Superconductivity in silicon nanostructures

Abstract

We present the findings of single-hole and pair-hole tunneling into the negative-U centres at the quantum well—δ-barrier interfaces that seems to give rise to the superconductivity observed in the silicon nanostructures prepared by short time diffusion of boron on the n-type Si(100) surface. These Si-based nanostructures represent the p-type ultra-narrow self-assembled silicon quantum wells, 2nm, confined by the δ-barriers heavily doped with boron, 3nm.
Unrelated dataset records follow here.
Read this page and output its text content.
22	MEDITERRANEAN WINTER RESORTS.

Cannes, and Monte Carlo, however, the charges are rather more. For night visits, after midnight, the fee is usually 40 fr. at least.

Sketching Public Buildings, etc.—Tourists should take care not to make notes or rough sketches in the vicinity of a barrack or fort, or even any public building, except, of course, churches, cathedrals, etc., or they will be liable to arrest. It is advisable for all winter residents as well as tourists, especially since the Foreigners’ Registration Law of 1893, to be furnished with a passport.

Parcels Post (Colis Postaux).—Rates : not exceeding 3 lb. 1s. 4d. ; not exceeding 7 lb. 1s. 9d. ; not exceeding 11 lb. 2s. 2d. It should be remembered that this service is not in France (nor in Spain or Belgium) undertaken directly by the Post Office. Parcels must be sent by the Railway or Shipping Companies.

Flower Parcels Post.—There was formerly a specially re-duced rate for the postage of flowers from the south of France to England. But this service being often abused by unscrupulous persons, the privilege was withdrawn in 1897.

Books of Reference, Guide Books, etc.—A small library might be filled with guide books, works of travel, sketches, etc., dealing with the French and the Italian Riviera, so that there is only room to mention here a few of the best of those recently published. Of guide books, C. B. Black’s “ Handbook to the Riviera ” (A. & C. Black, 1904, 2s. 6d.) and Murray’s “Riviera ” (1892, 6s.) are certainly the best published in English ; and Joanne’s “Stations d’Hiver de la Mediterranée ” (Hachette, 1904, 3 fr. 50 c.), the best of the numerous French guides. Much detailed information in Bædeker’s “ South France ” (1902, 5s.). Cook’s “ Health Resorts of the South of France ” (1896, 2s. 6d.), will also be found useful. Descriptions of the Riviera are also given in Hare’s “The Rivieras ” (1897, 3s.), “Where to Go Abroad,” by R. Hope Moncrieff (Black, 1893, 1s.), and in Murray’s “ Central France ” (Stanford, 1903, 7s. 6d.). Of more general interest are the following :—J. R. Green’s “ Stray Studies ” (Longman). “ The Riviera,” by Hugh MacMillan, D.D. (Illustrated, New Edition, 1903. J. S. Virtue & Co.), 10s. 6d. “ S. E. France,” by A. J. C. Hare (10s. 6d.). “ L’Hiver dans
The EPR and the thermo-emf studies show that the δ-barriers appear to consist of the trigonal dipole centres, B+–B−, which are caused by the negative-U reconstruction of the shallow boron acceptors, 2B0→B++B−. Using the CV and thermo-emf techniques, the transport of two-dimensional holes inside SQW is demonstrated to be accompanied by single-hole tunneling through these negative-U centres that results in the superconductivity of the δ-barriers, which seems to be in frameworks of the mechanism suggested by E. Simanek and C.S. Ting (Sol. St. Commun. 32 (1979) 731; Phys. Rev. Lett. 45 (1980) 1213). The values of the correlation gaps obtained from these measurements are in a good agreement with the data derived from the temperature and magnetic field dependencies of the magnetic susceptibility, which reveal a strong diamagnetism and additionally identify the superconductor gap value.